We went to an apple fayre this weekend.

You know you’re in for an authentic British experience when they spell ‘fayre’ with a ‘y’.

Over 200 varieties of apples were there. Which is nothing. There are thousands of cultivated varieties (and many thousands more of not very useful wild apples).

They have sequenced the apple’s genome and found an apple has nearly twice the genes of a human being. That means apples are complicated and don’t breed clones. I saw this program on apple genetics several years ago, so bear with me if my memory is generic.

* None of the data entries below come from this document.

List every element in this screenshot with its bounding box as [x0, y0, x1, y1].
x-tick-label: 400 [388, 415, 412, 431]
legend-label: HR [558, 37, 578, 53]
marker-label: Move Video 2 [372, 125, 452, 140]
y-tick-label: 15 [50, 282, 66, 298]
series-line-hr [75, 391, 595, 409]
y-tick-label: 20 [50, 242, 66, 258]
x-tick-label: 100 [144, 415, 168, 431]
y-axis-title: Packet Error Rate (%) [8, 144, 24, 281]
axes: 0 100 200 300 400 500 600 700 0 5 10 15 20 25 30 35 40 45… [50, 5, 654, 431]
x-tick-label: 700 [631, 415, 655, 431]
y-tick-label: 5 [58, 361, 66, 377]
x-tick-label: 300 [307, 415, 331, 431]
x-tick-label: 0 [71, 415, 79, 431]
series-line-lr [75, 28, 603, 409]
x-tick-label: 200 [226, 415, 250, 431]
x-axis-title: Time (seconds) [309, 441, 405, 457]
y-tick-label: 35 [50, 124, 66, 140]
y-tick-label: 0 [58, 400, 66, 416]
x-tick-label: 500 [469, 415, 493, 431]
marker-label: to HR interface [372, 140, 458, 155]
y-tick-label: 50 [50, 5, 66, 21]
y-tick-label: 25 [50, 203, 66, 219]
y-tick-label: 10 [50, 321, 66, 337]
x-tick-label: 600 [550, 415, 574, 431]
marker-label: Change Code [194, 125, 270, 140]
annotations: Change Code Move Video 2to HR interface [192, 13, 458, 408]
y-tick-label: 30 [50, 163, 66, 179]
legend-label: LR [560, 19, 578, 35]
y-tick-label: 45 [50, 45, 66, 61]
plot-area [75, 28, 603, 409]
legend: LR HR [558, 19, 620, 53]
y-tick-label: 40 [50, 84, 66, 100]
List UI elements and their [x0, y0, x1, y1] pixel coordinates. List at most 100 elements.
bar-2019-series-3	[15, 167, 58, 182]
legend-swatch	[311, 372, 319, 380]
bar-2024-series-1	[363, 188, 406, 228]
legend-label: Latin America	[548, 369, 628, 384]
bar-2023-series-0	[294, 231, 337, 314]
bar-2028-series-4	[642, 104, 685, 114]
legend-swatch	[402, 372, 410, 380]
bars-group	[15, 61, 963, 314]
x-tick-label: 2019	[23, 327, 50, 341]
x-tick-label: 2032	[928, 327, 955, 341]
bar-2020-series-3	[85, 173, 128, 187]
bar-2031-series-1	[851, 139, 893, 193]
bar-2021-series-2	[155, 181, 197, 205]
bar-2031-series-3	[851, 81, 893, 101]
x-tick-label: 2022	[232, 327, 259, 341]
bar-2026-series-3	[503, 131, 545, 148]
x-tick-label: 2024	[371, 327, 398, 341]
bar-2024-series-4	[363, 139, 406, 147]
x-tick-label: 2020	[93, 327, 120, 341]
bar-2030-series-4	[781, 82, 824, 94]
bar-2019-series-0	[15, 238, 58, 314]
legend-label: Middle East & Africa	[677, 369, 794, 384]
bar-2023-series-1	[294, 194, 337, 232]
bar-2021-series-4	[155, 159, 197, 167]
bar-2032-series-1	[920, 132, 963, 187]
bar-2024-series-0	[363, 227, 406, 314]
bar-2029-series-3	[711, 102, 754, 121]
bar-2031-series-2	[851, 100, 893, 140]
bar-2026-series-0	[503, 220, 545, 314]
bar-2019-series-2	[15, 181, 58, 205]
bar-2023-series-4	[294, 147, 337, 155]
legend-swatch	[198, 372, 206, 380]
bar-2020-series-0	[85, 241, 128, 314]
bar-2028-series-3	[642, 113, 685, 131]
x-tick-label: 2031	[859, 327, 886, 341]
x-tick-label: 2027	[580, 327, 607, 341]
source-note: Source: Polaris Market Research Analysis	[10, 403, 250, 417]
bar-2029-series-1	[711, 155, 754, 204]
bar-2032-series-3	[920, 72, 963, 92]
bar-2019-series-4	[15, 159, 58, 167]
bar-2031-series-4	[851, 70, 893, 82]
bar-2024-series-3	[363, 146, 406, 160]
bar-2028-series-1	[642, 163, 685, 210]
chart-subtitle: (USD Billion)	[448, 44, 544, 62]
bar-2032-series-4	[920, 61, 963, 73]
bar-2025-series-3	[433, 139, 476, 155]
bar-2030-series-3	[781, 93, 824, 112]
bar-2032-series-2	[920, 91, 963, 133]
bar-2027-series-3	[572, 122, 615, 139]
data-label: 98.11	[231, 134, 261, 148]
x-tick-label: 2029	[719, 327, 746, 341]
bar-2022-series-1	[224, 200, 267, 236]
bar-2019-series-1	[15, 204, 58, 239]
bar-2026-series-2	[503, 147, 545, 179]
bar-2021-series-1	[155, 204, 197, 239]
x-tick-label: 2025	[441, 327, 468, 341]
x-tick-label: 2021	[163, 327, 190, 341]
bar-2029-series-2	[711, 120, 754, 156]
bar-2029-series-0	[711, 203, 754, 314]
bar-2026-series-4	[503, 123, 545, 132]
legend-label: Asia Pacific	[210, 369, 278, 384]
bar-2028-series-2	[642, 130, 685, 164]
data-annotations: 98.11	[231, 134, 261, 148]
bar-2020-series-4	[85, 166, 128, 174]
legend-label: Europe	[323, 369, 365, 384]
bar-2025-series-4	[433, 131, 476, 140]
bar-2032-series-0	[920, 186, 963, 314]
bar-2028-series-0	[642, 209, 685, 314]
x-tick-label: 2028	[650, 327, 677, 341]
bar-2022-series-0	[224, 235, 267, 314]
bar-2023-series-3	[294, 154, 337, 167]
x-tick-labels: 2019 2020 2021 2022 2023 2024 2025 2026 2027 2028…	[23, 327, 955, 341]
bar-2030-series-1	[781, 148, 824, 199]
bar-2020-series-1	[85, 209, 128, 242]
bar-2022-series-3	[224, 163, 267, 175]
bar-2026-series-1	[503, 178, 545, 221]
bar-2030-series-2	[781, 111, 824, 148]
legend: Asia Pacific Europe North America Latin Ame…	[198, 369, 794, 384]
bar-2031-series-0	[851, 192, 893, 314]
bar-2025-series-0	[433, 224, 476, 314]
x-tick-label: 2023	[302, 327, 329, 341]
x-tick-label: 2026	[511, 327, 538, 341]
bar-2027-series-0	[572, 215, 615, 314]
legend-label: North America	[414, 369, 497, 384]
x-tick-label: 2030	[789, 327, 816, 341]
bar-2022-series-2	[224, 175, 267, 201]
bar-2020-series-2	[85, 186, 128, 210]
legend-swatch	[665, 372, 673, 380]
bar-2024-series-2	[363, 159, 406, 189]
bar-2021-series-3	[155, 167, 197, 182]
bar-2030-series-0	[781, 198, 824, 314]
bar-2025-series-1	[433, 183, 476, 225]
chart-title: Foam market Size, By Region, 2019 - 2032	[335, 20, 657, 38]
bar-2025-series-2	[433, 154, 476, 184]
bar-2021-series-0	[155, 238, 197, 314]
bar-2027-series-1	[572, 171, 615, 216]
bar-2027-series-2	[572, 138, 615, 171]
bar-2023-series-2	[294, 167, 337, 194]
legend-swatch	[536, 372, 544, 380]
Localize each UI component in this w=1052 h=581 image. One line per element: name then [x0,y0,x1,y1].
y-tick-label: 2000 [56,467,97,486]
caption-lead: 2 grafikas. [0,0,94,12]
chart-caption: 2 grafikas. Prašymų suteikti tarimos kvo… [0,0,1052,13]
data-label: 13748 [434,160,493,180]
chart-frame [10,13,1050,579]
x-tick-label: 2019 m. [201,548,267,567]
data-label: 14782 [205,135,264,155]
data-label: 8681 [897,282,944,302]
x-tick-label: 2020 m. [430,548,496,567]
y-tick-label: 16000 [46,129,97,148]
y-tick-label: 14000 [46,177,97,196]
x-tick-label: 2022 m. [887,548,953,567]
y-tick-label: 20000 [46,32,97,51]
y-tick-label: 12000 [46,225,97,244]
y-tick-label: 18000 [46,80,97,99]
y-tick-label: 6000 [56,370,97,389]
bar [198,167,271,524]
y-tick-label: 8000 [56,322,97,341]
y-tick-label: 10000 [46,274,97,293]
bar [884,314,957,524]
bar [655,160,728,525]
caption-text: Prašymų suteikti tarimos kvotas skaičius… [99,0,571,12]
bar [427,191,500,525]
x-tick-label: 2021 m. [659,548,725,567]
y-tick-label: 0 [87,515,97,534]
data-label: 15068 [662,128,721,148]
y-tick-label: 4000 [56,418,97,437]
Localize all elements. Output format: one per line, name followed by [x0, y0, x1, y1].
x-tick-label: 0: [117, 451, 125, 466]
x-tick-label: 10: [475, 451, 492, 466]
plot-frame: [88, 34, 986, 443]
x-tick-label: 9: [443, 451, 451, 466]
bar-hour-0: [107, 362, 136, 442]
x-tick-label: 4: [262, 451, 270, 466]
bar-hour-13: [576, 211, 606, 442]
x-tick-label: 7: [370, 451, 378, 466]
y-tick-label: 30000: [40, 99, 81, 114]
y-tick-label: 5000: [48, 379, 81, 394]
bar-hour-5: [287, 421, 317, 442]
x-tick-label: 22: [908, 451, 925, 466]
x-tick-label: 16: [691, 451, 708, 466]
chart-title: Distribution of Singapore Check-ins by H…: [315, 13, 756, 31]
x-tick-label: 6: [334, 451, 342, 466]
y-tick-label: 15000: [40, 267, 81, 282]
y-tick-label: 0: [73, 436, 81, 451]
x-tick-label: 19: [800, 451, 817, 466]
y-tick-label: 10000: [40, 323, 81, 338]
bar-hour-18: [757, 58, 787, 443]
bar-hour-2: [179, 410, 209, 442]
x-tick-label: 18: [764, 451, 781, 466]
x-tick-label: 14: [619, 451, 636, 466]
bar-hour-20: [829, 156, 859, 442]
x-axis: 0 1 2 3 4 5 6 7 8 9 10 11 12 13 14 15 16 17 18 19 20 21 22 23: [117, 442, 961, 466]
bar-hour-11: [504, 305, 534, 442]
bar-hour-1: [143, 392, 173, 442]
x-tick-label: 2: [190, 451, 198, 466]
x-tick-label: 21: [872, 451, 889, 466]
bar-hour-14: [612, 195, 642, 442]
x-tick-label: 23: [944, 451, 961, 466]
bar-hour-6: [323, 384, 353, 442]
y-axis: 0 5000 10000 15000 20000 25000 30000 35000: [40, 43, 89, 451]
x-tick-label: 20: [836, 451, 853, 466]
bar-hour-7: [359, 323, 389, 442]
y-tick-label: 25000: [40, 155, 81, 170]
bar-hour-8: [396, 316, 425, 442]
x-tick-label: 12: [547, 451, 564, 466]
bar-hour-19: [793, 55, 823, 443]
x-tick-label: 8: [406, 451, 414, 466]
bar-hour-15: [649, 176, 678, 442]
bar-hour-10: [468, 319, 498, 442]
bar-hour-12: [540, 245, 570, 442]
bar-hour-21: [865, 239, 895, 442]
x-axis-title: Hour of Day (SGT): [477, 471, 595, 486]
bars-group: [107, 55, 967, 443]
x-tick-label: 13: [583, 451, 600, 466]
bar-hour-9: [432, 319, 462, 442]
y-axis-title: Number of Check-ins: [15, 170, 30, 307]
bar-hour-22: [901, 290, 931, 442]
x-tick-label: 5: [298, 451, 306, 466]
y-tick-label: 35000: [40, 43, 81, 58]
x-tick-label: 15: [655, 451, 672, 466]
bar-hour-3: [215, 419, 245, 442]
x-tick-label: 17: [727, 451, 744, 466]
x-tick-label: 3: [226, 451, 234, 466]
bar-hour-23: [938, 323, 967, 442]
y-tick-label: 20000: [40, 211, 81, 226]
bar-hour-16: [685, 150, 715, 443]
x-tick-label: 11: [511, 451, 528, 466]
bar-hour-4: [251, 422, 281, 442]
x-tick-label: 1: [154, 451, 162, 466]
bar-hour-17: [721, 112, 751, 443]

If you eat an apple and like it, and plant the seed in your garden, you will get a tree that bears a fruit that almost certainly bears no resemblance to that apple you liked so much. Also, it will be tall and awkward, because natural apples are. If you see a grove of natural apple trees in the wild, they will all bear different apples. There might be a hidden star in there with desirable characteristics. On the other hand, you’re more likely to find sour and awful fruits, as the modern apple shares more of its genome with the crabapple than its true wild ancestor.

For commercial apples, they take cuttings from the successful tree and graft them onto other rootstocks with desirable traits — like, usually dwarf rootstocks that make little, pickable trees. All the modern Granny Smiths, for example, come from cuttings from the original Granny. So really, when you think about it, that apple from Newton’s garden really is from Newton’s garden, if probably many intermediate trees removed.

Yes, I bought an Isaac Newton. It’s in a bag with four other ‘heritage’ apples, though, so I don’t know who’s who. This could be a problem because it’s a cooking apple.